How do I find a parametrization of the intersection or part of the intersection of the sphere x2 + y2 + z2 = 4 and plane x + y + z = 1 with respect to a parameter t?

Question

How do I find a parametrization of the intersection  or part of the intersection of the sphere x2 + y2 + z2 = 4 and plane x + y + z = 1 with respect to a parameter t?

anonymous · Answer

first solve for one of the variables in the plane eq and substitue that into the sphere eq.  What remains will be a circle.  get it into std form and then let's talk.

anonymous · Answer

ok, so that's $$x^2+y^2+(1-y-x)^2=4$$

anonymous · Answer

yep now work it out and get it into std form (x-h)^2 + (y-k)^2 = r^2

anonymous · Answer

once you have it in that form, set (x-h)=rcos(t) and (y-k)=rsin(t) and solve for x and y to get your parameterization.

anonymous · Answer

does that make sense?

anonymous · Answer

Yes, that does make sense.
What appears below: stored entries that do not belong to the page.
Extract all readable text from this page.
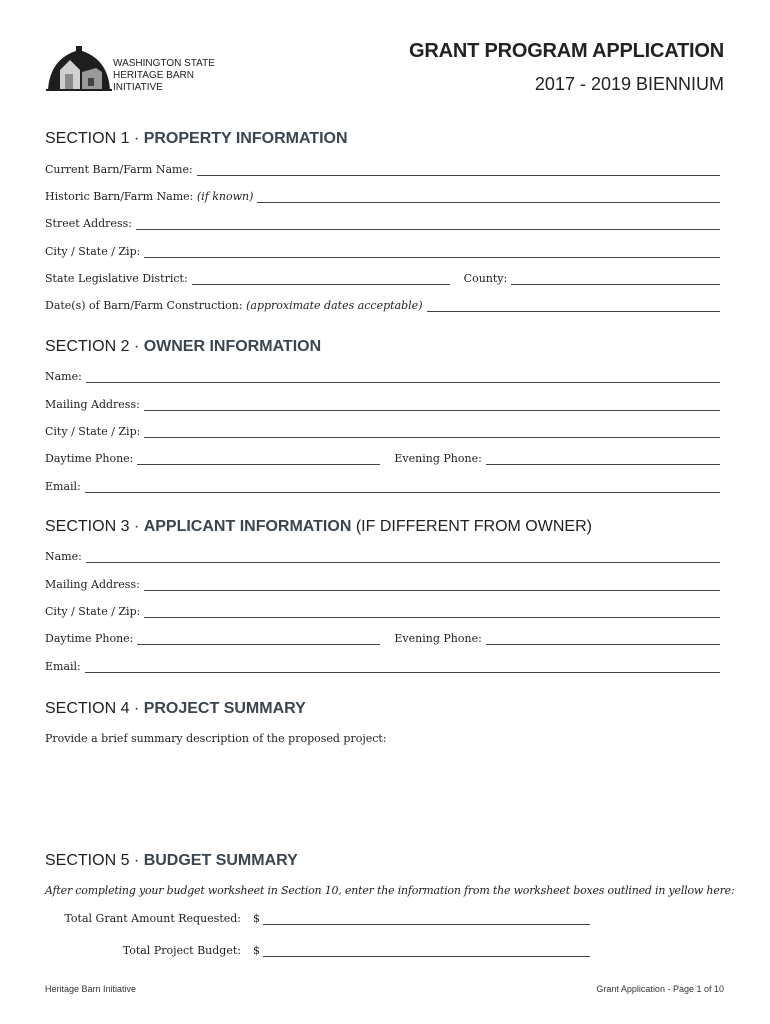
WASHINGTON STATE
HERITAGE BARN
INITIATIVE
GRANT PROGRAM APPLICATION
2017 - 2019 BIENNIUM
SECTION 1 · PROPERTY INFORMATION
Current Barn/Farm Name:
Historic Barn/Farm Name: (if known)
Street Address:
City / State / Zip:
State Legislative District:	County:
Date(s) of Barn/Farm Construction: (approximate dates acceptable)
SECTION 2 · OWNER INFORMATION
Name:
Mailing Address:
City / State / Zip:
Daytime Phone:	Evening Phone:
Email:
SECTION 3 · APPLICANT INFORMATION (IF DIFFERENT FROM OWNER)
Name:
Mailing Address:
City / State / Zip:
Daytime Phone:	Evening Phone:
Email:
SECTION 4 · PROJECT SUMMARY
Provide a brief summary description of the proposed project:
SECTION 5 · BUDGET SUMMARY
After completing your budget worksheet in Section 10, enter the information from the worksheet boxes outlined in yellow here:
Total Grant Amount Requested:	$
Total Project Budget:	$
Heritage Barn Initiative	Grant Application - Page 1 of 10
Tank you, I just need figure out its standard form and from there I understand.

anonymous · Answer

coolio!

anonymous · Answer

I've been unable to find its standard form and when plotting the equation in wolfram alpha it looks geometrically like a ellipse http://www.wolframalpha.com/input/?i=x%5E2%2By%5E2%2B%281-y-x%29%5E2%3D4.

anonymous · Answer

how can a plane and sphere intersect to give an ellipse?  doesn't make sense...

anonymous · Answer

the sphere has it's center at (0, 0, 0) and a radius of 4.  the normal to the plane has to go through the center of the circle.  the shape will be a circle in 3d, however, you may have to rotate it.  that is why in the x, y plane it shows as an ellipse. the center of the circle is at (1/3, 1/3, 1/3).  this is because x+y+z-1=0 and the normal to this plane is the vector (1,1,1).  but this would involve z, which is ok.  you could do a change of basis to get it to be a circle in x' and y'.